ただもちろん社会全体にとってよいかどうか(社会合理性)と個人がそれをしたいかどうか(個人合理性)は違うわけで、もし個人のインセンティブが日本人もそうでない人も変わらないならば、特に日本人だけが一人一人社会的なコスト(外部性)を考慮に入れてより予防を心がける理由はないだろう。例えば、自分をどれだけインフルエンザから守ってくれるかは良くわかったもんじゃないのに(他人を自分から守る効果はあるだろう)、なぜわざわざ息苦しくて不快なマスクをしなくてはいけないのかと思う人もいるだろう。すると、日本人が社会のために個人合理的なレベルを超えて予防に気を使うようになるようなメカニズムが日本には必要になってくる。ひょっとしたら、感染者が非人間のように扱われるヒステリックな雰囲気も、そのようなメカニズムの一つとして機能しているのかも知れない。

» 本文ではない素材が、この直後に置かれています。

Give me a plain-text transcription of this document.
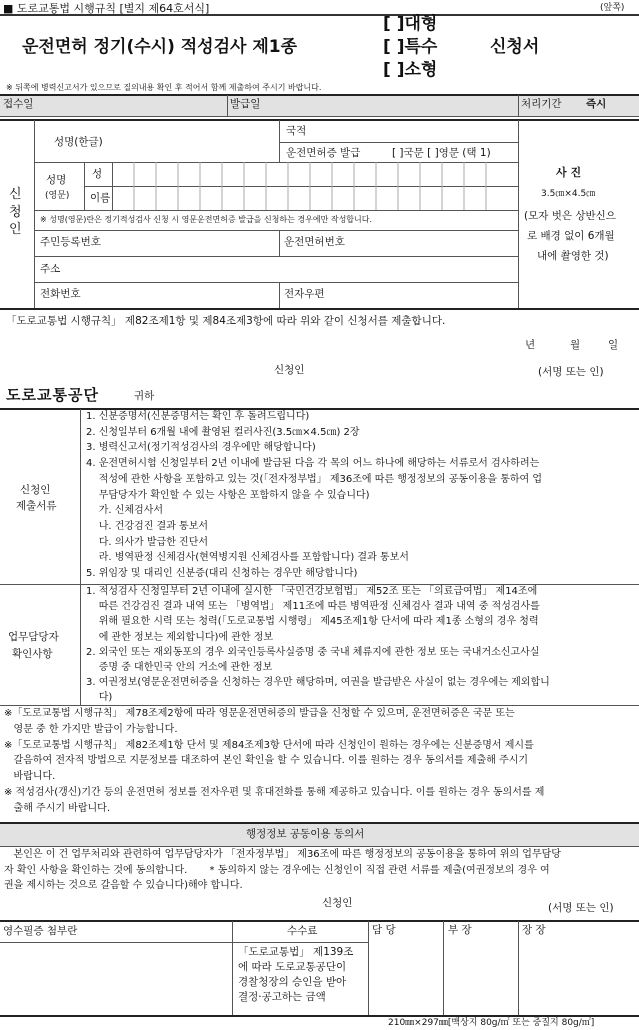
■ 도로교통법 시행규칙 [별지 제64호서식]	(앞쪽)
운전면허 정기(수시) 적성검사 제1종
[ ]대형
[ ]특수
[ ]소형
신청서
※ 뒤쪽에 병력신고서가 있으므로 질의내용 확인 후 적어서 함께 제출하여 주시기 바랍니다.
접수일	발급일	처리기간 즉시
신
청
인
성명(한글)
국적
운전면허증 발급	[ ]국문 [ ]영문 (택 1)
성명
(영문)
성
이름
※ 성명(영문)란은 정기적성검사 신청 시 영문운전면허증 발급을 신청하는 경우에만 작성합니다.
주민등록번호	운전면허번호
주소
전화번호	전자우편
사 진
3.5㎝×4.5㎝
(모자 벗은 상반신으
로 배경 없이 6개월
내에 촬영한 것)
「도로교통법 시행규칙」 제82조제1항 및 제84조제3항에 따라 위와 같이 신청서를 제출합니다.
년	월	일
신청인	(서명 또는 인)
도로교통공단	귀하
신청인
제출서류
1. 신분증명서(신분증명서는 확인 후 돌려드립니다)
2. 신청일부터 6개월 내에 촬영된 컬러사진(3.5㎝×4.5㎝) 2장
3. 병력신고서(정기적성검사의 경우에만 해당합니다)
4. 운전면허시험 신청일부터 2년 이내에 발급된 다음 각 목의 어느 하나에 해당하는 서류로서 검사하려는
적성에 관한 사항을 포함하고 있는 것(「전자정부법」 제36조에 따른 행정정보의 공동이용을 통하여 업
무담당자가 확인할 수 있는 사항은 포함하지 않을 수 있습니다)
가. 신체검사서
나. 건강검진 결과 통보서
다. 의사가 발급한 진단서
라. 병역판정 신체검사(현역병지원 신체검사를 포함합니다) 결과 통보서
5. 위임장 및 대리인 신분증(대리 신청하는 경우만 해당합니다)
업무담당자
확인사항
1. 적성검사 신청일부터 2년 이내에 실시한 「국민건강보험법」 제52조 또는 「의료급여법」 제14조에
따른 건강검진 결과 내역 또는 「병역법」 제11조에 따른 병역판정 신체검사 결과 내역 중 적성검사를
위해 필요한 시력 또는 청력(「도로교통법 시행령」 제45조제1항 단서에 따라 제1종 소형의 경우 청력
에 관한 정보는 제외합니다)에 관한 정보
2. 외국인 또는 재외동포의 경우 외국인등록사실증명 중 국내 체류지에 관한 정보 또는 국내거소신고사실
증명 중 대한민국 안의 거소에 관한 정보
3. 여권정보(영문운전면허증을 신청하는 경우만 해당하며, 여권을 발급받은 사실이 없는 경우에는 제외합니
다)
※「도로교통법 시행규칙」 제78조제2항에 따라 영문운전면허증의 발급을 신청할 수 있으며, 운전면허증은 국문 또는
영문 중 한 가지만 발급이 가능합니다.
※「도로교통법 시행규칙」 제82조제1항 단서 및 제84조제3항 단서에 따라 신청인이 원하는 경우에는 신분증명서 제시를
갈음하여 전자적 방법으로 지문정보를 대조하여 본인 확인을 할 수 있습니다. 이를 원하는 경우 동의서를 제출해 주시기
바랍니다.
※ 적성검사(갱신)기간 등의 운전면허 정보를 전자우편 및 휴대전화를 통해 제공하고 있습니다. 이를 원하는 경우 동의서를 제
출해 주시기 바랍니다.
행정정보 공동이용 동의서
본인은 이 건 업무처리와 관련하여 업무담당자가 「전자정부법」 제36조에 따른 행정정보의 공동이용을 통하여 위의 업무담당
자 확인 사항을 확인하는 것에 동의합니다.       * 동의하지 않는 경우에는 신청인이 직접 관련 서류를 제출(여권정보의 경우 여
권을 제시하는 것으로 갈음할 수 있습니다)해야 합니다.
신청인	(서명 또는 인)
영수필증 첨부란	수수료
「도로교통법」 제139조
에 따라 도로교통공단이
경찰청장의 승인을 받아
결정·공고하는 금액
담 당	부 장	장 장
210㎜×297㎜[백상지 80g/㎡ 또는 중질지 80g/㎡]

などとつらつらと考えていると、しかし、とまたランダムに考えがあっちの方向に飛躍する。やはり日本は社会合理的な意味でも「過剰反応」しているのかもしれない。そもそも豚インフルの患者は少なければ少ないほどいいのだろうか。むしろ「十分に」蔓延したほうがいいと考えることも可能ではないか。*1ここで「「十分に」蔓延したほうがいい」、というのは誤解を呼ぶ言い方かもしれない。これは、海外で豚インフルが蔓延している現在、仮に日本が豚インフルを完全にシャットアウトできていたとしたら、それはそれで必ずしも良いことではなかったかもしれない、という意味だ。

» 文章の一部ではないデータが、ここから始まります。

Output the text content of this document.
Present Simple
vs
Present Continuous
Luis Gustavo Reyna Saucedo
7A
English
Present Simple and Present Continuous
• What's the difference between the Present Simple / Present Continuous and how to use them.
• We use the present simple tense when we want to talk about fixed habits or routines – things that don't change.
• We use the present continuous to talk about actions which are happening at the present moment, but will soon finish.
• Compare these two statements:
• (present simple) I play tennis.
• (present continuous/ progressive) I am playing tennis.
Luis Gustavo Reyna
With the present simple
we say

これもネットワークや外部性に関係した話になる。現在流行っている豚インフルは季節性のインフルエンザとそれほど症状の重さは変わらない一方、将来似たような新型インフルエンザが流行ったときに免疫の役目を果たすかもしれない。すると、ある程度感染者がいたほうが、将来より致死的なウイルスに変異したインフルエンザが大流行した場合に、感染の拡大のスピードがより遅くなるかもしれない。20世紀の前半に起こったスペイン風邪の大流行でも、その第一波は比較的軽い症状の(通常と変わらない)インフルエンザの流行だった。致命的だったのは、変異したウイルスによって引き起こされた第二波、第三波だ。この時、第一波で感染していた人たちは、感染を免れた、あるいは感染したとしても軽度で回復が早かった。*2


ただ現実には、将来の第二波の拡大を抑えるには、第一波の感染者の割合が十分高くなくてはいけないかもしれなくて、するとそのコストは将来の便益には見合わないかもしれない。それに実際に第二波が来るかどうかには不確実性があるので、そうすると便益はより一層割り引かれなくてはいけない。*3結局日本人が「過剰反応」かどうかは、最適な予防のレベルがどれほどかによる。そしてここで述べたことは、そのレベルを決めるせいぜい一つの要因に過ぎない。当然経済的なコストは無視することが出来ない。しかし、その最適なレベルが定量的にどれほどのものなのかは、専門外の人間には(で恐らく専門家にも)わかりづらいというのが正直なところだ。

*1:もちろんそのようにうまく患者の割合をコントロールすることなど出来ないという論点はあるが(そしてそれは正しいと思うが)、それはまた別の話なので、ここでは感染の割合を完全にコントロールできると仮定する。

*2:しかし、むしろそのような人たちこそ、症状が軽度で通常生活を送るため致死的なウイルスの運び屋になってしまう、という議論もできるだろう。

*3:ただ感染者数0は最適ではないだろう。それを可能にする経済的コストは甚大なものになるはずだから。